Abu Ghraib was—is—American policy, Bush policy. It's cheap to say I'm not surprised by what's coming out, but, well, I'm not surprised. Abu Ghraib was Saddam Hussein's Lubyanka, every bit the apt imitation of its Stalinist prototype. We marched into Baghdad, and instead of razing the prison and salting the earth beneath it, as a decent respect for its victims might have demanded, we took it over. It had been emptied by Saddam's last-gasp amnesty, and we began restocking it—with our politicals, naturally. Meet the new boss, indeed. Can Iraqis have had any doubt about the message that symbolism was supposed to send? Can the Americans?

One of the things that started me in the blogging direction was a December Sixty Minutes report that prominently featured the now-relieved Gen. Janis Karpinski in her role as commandant of Abu Ghreib. The report wasn't about the torture of prisoners: its focus was on the hounding and imprisonment of anti-Saddam Iraqi democrats by American troops, who in Karbala at least appeared to have made a devil's bargain with ex-Baathist security agents to maintain civil order. The sequence in which Steve Croft attempted to retrieve information from Karpinski about one such oppositionist, a former Karbala city councilor who had been held incommunicado for more than a month in Abu Ghreib, had me literally shaking with anger.

"We have prisoners in all of our facilities who, I mean there's nobody being held for no reason," says Karpinski. "There's foundation or, or charges for all of our prisoners."

60 Minutes followed Gen. Karpinski to the computer room and waited. She had told us that all prisoners were charged after an initial 72-hour processing period. But Najeeb al Shami had been in Abu Ghreib for more than a month.

Finally, she was able to find him.

"We've located the individual you were asking about and the process for him, the in-processing portion is not completed yet, and I've been asked not to release any additional information because his in-processing is not completed yet," says Karpinski.

Obviously, Kroft said, it’s taken a lot longer than 72 hours to process al Shami’s case.

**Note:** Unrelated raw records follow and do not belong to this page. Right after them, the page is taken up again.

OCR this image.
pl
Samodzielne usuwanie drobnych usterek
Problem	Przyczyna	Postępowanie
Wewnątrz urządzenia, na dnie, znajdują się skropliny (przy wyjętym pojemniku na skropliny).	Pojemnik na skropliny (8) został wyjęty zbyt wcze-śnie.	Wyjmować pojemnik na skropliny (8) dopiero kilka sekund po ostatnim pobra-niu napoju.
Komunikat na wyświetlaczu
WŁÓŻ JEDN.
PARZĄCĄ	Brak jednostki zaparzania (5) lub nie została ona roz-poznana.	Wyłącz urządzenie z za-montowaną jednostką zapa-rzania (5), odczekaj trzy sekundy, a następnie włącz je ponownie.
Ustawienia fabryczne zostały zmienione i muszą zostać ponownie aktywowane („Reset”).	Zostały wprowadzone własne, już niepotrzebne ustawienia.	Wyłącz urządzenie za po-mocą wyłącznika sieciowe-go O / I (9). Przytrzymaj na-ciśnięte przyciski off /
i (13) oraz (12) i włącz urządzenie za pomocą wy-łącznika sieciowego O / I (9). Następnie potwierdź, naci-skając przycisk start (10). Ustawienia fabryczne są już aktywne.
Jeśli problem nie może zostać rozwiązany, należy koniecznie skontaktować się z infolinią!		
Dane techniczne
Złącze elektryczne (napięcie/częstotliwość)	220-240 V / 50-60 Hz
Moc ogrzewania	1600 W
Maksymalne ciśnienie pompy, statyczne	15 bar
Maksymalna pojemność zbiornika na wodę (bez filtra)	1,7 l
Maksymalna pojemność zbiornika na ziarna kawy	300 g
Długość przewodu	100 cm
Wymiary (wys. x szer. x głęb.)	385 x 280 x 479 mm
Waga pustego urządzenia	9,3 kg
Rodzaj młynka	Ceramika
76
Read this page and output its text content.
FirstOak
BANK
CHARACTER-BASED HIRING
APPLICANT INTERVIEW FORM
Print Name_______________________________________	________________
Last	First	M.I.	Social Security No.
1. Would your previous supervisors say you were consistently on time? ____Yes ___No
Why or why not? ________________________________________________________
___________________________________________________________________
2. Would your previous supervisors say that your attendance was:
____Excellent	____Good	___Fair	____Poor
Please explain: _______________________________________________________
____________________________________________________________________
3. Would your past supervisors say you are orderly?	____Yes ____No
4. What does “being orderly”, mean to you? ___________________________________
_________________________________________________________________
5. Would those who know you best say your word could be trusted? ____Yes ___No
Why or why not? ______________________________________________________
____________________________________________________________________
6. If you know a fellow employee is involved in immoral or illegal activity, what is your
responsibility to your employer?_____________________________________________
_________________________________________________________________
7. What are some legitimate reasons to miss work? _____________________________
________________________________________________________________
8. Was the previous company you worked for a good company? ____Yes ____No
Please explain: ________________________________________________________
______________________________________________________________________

60 Minutes was then asked to turn off the camera. Gen. Karpinski told us that al Shami was "suspected of crimes against the coalition," and had not yet been charged, and would not necessarily be allowed access to his family and lawyers.
Watching stone-faced, gimlet-eyed Warden Karpinski slowly close the lid on al Shami, I couldn't avoid the thought that I was seeing exactly what too many desperate Iraqis had seen over too long during the Saddam regime—only with an American inflection. I didn't especially need to see torture pictures to know exactly what this woman was capable of overlooking, or know that she was in place precisely for her capacity to overlook. George W. Bush is responsible for Janis Karpinski, and he's responsible for Abu Ghraib, and I can't think of any more pressing reason for getting the son-of-a-bitch out of office.